GIULIO CESARE IN EGITTO

Dramma per musica en trois  actes
Livret de Nicola Haym

Giulio Cesare : Flavio Oliver
Cleopatra : Elena de la Merced
Sesto : Maite Beaumont
Achilla : Oliver Zwarg
Curio : David Menéndez
Tolomeo : Jordi Domènech
Cornelia : Ewa Podles
Nireno : Itxaro Mentxaka
Orchestre et Chœur Gran Teatre del Liceu
Direction : Michael Hofstetter
Adaptation, mise en scène, décor et costumes : Herbert Wernicke

Enregistrement  live au Gran Teatre del Liceu,  juillet 2004

DVD TDK 2005 (2 DVD 9)
216 minutes – NTSC - Toutes zones.
DTS Surround /LPCM STEREO






Haendel sauce Wernicke

Si on a envie d’évoquer cette production de Giulio Cesare avec un vocabulaire plus culinaire que musical c’est qu’Herbert Wernicke s’est livré à une véritable cuisine pour apprêter à sa façon un opéra qui ne s’y prêtait guère. Un travail qu’il a d’ailleurs loyalement déclaré comme une adaptation. La captation vidéo TDK a été réalisée en juillet 2004 lors d’une reprise au Liceu de Barcelone de la production créée en 2001 dans ce même théâtre. Il s’agit donc ici de l’une des dernières mises en scène de Wernicke avant son Rheingold de Munich en 2002, année de sa mort.

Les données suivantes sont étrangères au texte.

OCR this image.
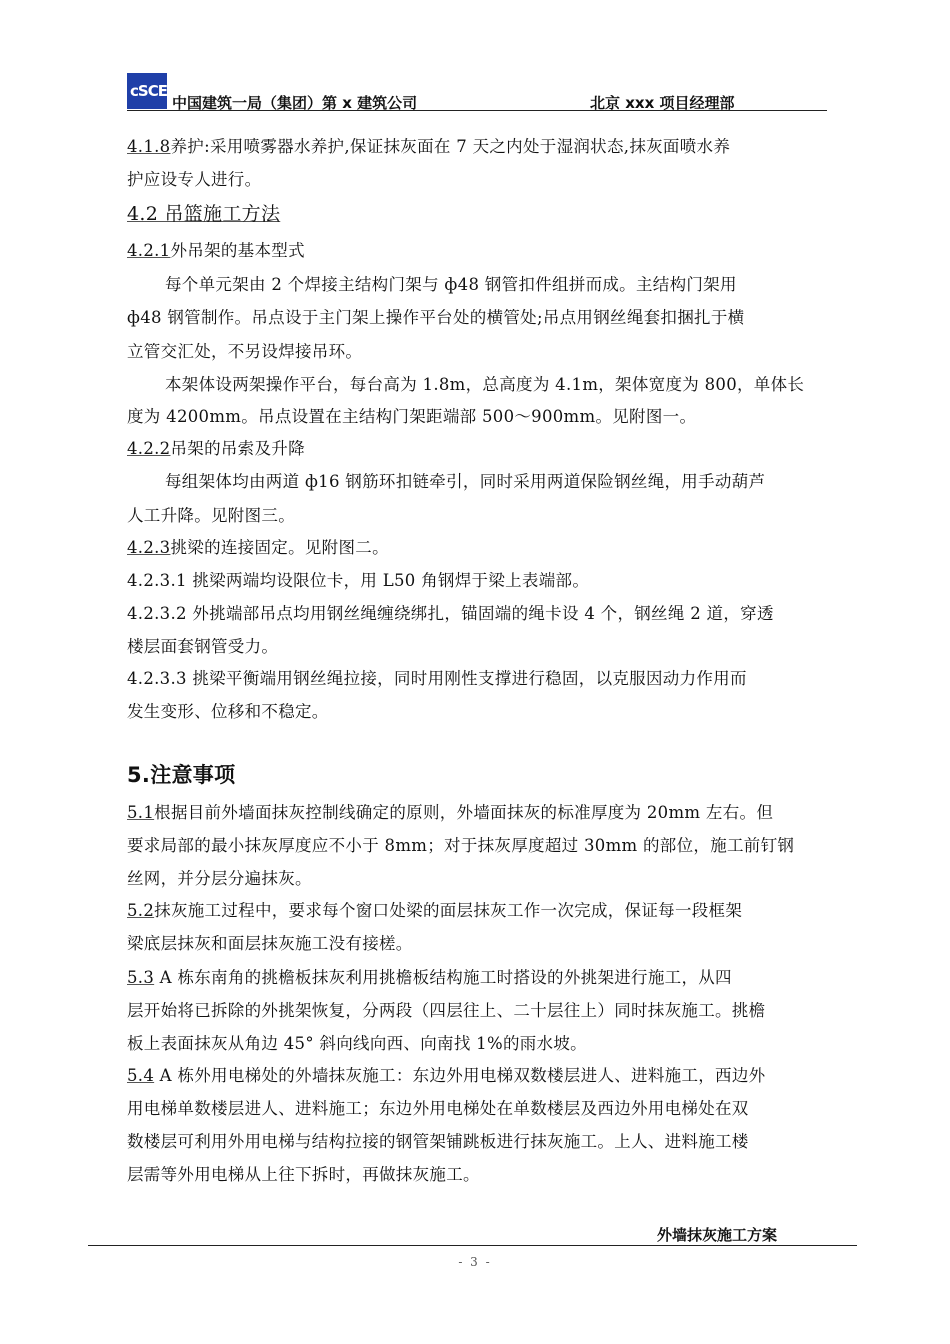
cSCEC
中国建筑一局（集团）第 x 建筑公司	北京 xxx 项目经理部
4.1.8养护:采用喷雾器水养护,保证抹灰面在 7 天之内处于湿润状态,抹灰面喷水养
护应设专人进行。
4.2 吊篮施工方法
4.2.1外吊架的基本型式
每个单元架由 2 个焊接主结构门架与 ф48 钢管扣件组拼而成。主结构门架用
ф48 钢管制作。吊点设于主门架上操作平台处的横管处;吊点用钢丝绳套扣捆扎于横
立管交汇处，不另设焊接吊环。
本架体设两架操作平台，每台高为 1.8m，总高度为 4.1m，架体宽度为 800，单体长
度为 4200mm。吊点设置在主结构门架距端部 500～900mm。见附图一。
4.2.2吊架的吊索及升降
每组架体均由两道 ф16 钢筋环扣链牵引，同时采用两道保险钢丝绳，用手动葫芦
人工升降。见附图三。
4.2.3挑梁的连接固定。见附图二。
4.2.3.1 挑梁两端均设限位卡，用 L50 角钢焊于梁上表端部。
4.2.3.2 外挑端部吊点均用钢丝绳缠绕绑扎，锚固端的绳卡设 4 个，钢丝绳 2 道，穿透
楼层面套钢管受力。
4.2.3.3 挑梁平衡端用钢丝绳拉接，同时用刚性支撑进行稳固，以克服因动力作用而
发生变形、位移和不稳定。
5.注意事项
5.1根据目前外墙面抹灰控制线确定的原则，外墙面抹灰的标准厚度为 20mm 左右。但
要求局部的最小抹灰厚度应不小于 8mm；对于抹灰厚度超过 30mm 的部位，施工前钉钢
丝网，并分层分遍抹灰。
5.2抹灰施工过程中，要求每个窗口处梁的面层抹灰工作一次完成，保证每一段框架
梁底层抹灰和面层抹灰施工没有接槎。
5.3 A 栋东南角的挑檐板抹灰利用挑檐板结构施工时搭设的外挑架进行施工，从四
层开始将已拆除的外挑架恢复，分两段（四层往上、二十层往上）同时抹灰施工。挑檐
板上表面抹灰从角边 45° 斜向线向西、向南找 1%的雨水坡。
5.4 A 栋外用电梯处的外墙抹灰施工：东边外用电梯双数楼层进人、进料施工，西边外
用电梯单数楼层进人、进料施工；东边外用电梯处在单数楼层及西边外用电梯处在双
数楼层可利用外用电梯与结构拉接的钢管架铺跳板进行抹灰施工。上人、进料施工楼
层需等外用电梯从上往下拆时，再做抹灰施工。
外墙抹灰施工方案
- 3 -
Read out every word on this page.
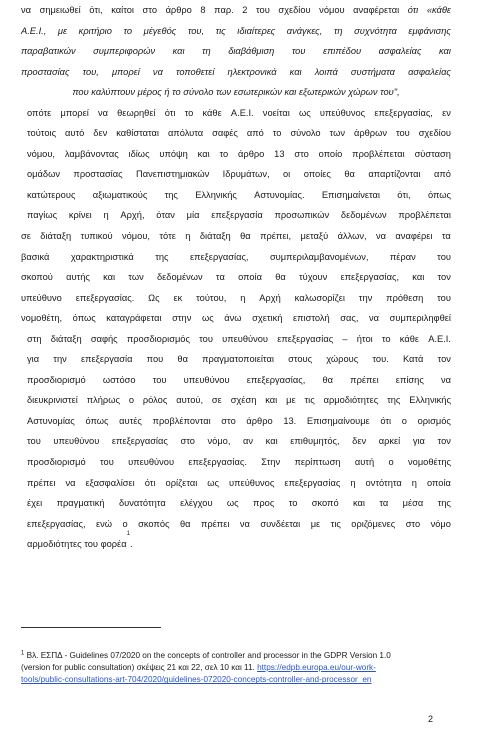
να σημειωθεί ότι, καίτοι στο άρθρο 8 παρ. 2 του σχεδίου νόμου αναφέρεται ότι «κάθε
Α.Ε.Ι., με κριτήριο το μέγεθός του, τις ιδιαίτερες ανάγκες, τη συχνότητα εμφάνισης
παραβατικών συμπεριφορών και τη διαβάθμιση του επιπέδου ασφαλείας και
προστασίας του, μπορεί να τοποθετεί ηλεκτρονικά και λοιπά συστήματα ασφαλείας
που καλύπτουν μέρος ή το σύνολο των εσωτερικών και εξωτερικών χώρων του",
οπότε μπορεί να θεωρηθεί ότι το κάθε Α.Ε.Ι. νοείται ως υπεύθυνος επεξεργασίας, εν
τούτοις αυτό δεν καθίσταται απόλυτα σαφές από το σύνολο των άρθρων του σχεδίου
νόμου, λαμβάνοντας ιδίως υπόψη και το άρθρο 13 στο οποίο προβλέπεται σύσταση
ομάδων προστασίας Πανεπιστημιακών Ιδρυμάτων, οι οποίες θα απαρτίζονται από
κατώτερους αξιωματικούς της Ελληνικής Αστυνομίας. Επισημαίνεται ότι, όπως
παγίως κρίνει η Αρχή, όταν μία επεξεργασία προσωπικών δεδομένων προβλέπεται
σε διάταξη τυπικού νόμου, τότε η διάταξη θα πρέπει, μεταξύ άλλων, να αναφέρει τα
βασικά χαρακτηριστικά της επεξεργασίας, συμπεριλαμβανομένων, πέραν του
σκοπού αυτής και των δεδομένων τα οποία θα τύχουν επεξεργασίας, και τον
υπεύθυνο επεξεργασίας. Ως εκ τούτου, η Αρχή καλωσορίζει την πρόθεση του
νομοθέτη, όπως καταγράφεται στην ως άνω σχετική επιστολή σας, να συμπεριληφθεί
στη διάταξη σαφής προσδιορισμός του υπευθύνου επεξεργασίας – ήτοι το κάθε Α.Ε.Ι.
για την επεξεργασία που θα πραγματοποιείται στους χώρους του. Κατά τον
προσδιορισμό ωστόσο του υπευθύνου επεξεργασίας, θα πρέπει επίσης να
διευκρινιστεί πλήρως ο ρόλος αυτού, σε σχέση και με τις αρμοδιότητες της Ελληνικής
Αστυνομίας όπως αυτές προβλέπονται στο άρθρο 13. Επισημαίνουμε ότι ο ορισμός
του υπευθύνου επεξεργασίας στο νόμο, αν και επιθυμητός, δεν αρκεί για τον
προσδιορισμό του υπευθύνου επεξεργασίας. Στην περίπτωση αυτή ο νομοθέτης
πρέπει να εξασφαλίσει ότι ορίζεται ως υπεύθυνος επεξεργασίας η οντότητα η οποία
έχει πραγματική δυνατότητα ελέγχου ως προς το σκοπό και τα μέσα της
επεξεργασίας, ενώ ο σκοπός θα πρέπει να συνδέεται με τις οριζόμενες στο νόμο
αρμοδιότητες του φορέα
1
.
$^1$ Βλ. ΕΣΠΔ - Guidelines 07/2020 on the concepts of controller and processor in the GDPR Version 1.0
(version for public consultation) σκέψεις 21 και 22, σελ 10 και 11. https://edpb.europa.eu/our-work-
tools/public-consultations-art-704/2020/guidelines-072020-concepts-controller-and-processor_en
2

Sur un mode burlesque et insolent, frisant la caricature au quatrième degré, le metteur en scène allemand tente de traduire un choc délirant entre deux civilisations antiques se croisant brièvement, avant pillage et invasion touristique. "Prima l'emozione, doppo la tradizione", tel est le postulat adopté. À partir de là, tout est permis. Des idées, parfois pertinentes mais hélas plus souvent assez lourdes, semblent avoir infusé dans un bouillon de culture d’opérette parfumé d’un zeste de surréalisme.

Une recette plantureuse et pimentée qui supporte mal la mise en conserve et dont voici les ingrédients :
Réduction de la partition et ajouts d’airs d’autres opéras ; écumage des récitatifs, panneaux brandis par Nireno pour résumer l’action (incompréhensible  en vidéo !) ; gigantesque pierre de Rosette sous un plafond en miroir ; déploiements d’obélisques brisés, bruyamment manipulés par des figurants machinistes…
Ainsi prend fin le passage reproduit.